Walking It All Out At 15 Miles a Day

MILES AWAY: A WALK ACROSS FRANCE by Miles Morland. Random House, 238 pp., $21.

ABOUT halfway through this charming account of a couple's walk across France, the author, who recently quit a lucrative job at an investment company and has also just reunited with his wife, acknowledges that this walk is a sort of pilgrimage. ``I like pilgrimages, journeys with a destination, both physically and in the soul. I felt our walk was a pilgrimage of a kind, not just a journey from sea to sea, but a crossing into a different life.'' You finish ``Miles Away: A Walk Across France'' thinking every marriage, indeed every person, needs what Miles Morland and his wife refer to as ``the Walk.''

The part of France they walk through is not as constantly written about as the popular and picturesque Provence. Stretching from Narbonne on the Mediterranean Sea to just north of Biarritz on the Atlantic Ocean, the region the couple covers has many of the aspects of Provence: the little villages with an air of history, the tiled roofs, the out-of-the-way restaurants (which, contrary to popular opinion, don't all rate stars), the slower pace of life, the sun, but, unlike Provence, not so many tourists. It's the perfect spot to figure out one's future, reinvigorate one's marriage, and all at the pace of 15 miles a day.

That's not exactly a stroll. The Morlands meticulously planned their itinerary so they could carry few possessions. They washed out their clothes every night before falling into bed at small hotels spaced fairly evenly apart. This walk was an important symbol for the rejuvenation of their marriage, and it was a risky move. Take a long walk with someone, even someone you think you know well, and you have the potential for tremendous rows. Miles and his wife, Guislaine, have a few, but not enough to threaten their commitment to each other and the Walk.

There is a difference between a writer like Morland and polished literary travel writers like Bruce Chatwin and Jan Morris. Morland has a funny raw enthusiasm which is rarely cloying. This is someone who can write, ``Poppies are my flower.... There had been poppies [in England], but poor lonely things in their ones and twos where the farmers had forgotten to put herbicide. Here it was different. Whole fields were gashed red, acre on acre of poppy.''

Interspersed throughout the book are little historical diversions about the Black Prince, Napoleon and Wellington, and local lore. One of my favorites, recounted by a friend of the Morlands, was about why the French put rosebushes at the end of their vines: ``In the days before tractors they used to use oxen to plough between the vines. Every time they reached the end of a row, the ox would take a bloody great mouthful of vine while he was turning into the next row. They planted the roses to give the ox a muzzleful of thorns instead.''

For Morland, the end result of such a long walk (553 kilometers or 350 miles) is that he thinks about his life, what got him to where he is, and what he's going to do after he stops putting one foot in front of the other.

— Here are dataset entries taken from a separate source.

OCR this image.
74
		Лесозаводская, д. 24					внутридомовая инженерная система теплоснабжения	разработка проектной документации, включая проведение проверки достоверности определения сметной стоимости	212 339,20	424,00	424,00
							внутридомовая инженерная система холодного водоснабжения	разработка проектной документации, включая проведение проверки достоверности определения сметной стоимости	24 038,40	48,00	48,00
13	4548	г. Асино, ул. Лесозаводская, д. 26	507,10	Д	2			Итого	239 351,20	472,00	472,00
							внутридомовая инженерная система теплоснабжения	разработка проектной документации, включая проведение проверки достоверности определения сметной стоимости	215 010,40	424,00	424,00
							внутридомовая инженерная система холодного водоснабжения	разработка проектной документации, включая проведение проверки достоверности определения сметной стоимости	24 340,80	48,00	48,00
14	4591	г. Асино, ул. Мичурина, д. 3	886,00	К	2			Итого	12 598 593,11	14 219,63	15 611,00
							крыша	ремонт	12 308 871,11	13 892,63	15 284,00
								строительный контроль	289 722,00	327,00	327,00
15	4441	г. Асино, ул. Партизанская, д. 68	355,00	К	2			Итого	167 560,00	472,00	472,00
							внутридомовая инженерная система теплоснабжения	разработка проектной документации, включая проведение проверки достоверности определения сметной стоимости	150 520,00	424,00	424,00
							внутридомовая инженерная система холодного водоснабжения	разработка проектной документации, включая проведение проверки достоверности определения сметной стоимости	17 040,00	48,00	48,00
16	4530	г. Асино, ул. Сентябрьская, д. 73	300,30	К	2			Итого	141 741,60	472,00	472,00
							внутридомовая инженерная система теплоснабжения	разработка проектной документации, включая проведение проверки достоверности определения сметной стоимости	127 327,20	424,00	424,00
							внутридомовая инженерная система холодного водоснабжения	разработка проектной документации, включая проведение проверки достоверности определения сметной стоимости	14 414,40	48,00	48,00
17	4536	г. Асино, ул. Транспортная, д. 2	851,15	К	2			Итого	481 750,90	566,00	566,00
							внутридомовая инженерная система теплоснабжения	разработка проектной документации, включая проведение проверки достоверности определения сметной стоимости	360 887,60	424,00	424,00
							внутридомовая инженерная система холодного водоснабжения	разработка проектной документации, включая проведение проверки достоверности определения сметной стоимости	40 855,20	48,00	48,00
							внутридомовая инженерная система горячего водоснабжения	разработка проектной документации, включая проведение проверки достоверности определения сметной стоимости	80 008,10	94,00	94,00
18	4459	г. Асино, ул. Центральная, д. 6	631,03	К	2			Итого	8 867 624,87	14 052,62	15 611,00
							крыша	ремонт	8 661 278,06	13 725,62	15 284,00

So the reader learns along the Walk a lot about Morland's life at a big investment company, about why he quit his job and why his wife left him, and how the two got back together again.

Morland paces his narrative well. As soon as the talk about blisters, kilometer counts, and alternative routes gets tiresome, he shifts to the past, life in frenetically paced New York or London. By the end, it's understandable why he made the job switch and you wish him well in his new life. In fact, you rather want to join him. He now lives on a houseboat on the Thames with his family and is writing a new book.

The best time to read ``Miles Away'' is right now when the first chills of autumn are drifting up through the floor cracks, or better yet, in the middle of winter, when it's the time to roll out the maps and plan your own Walk.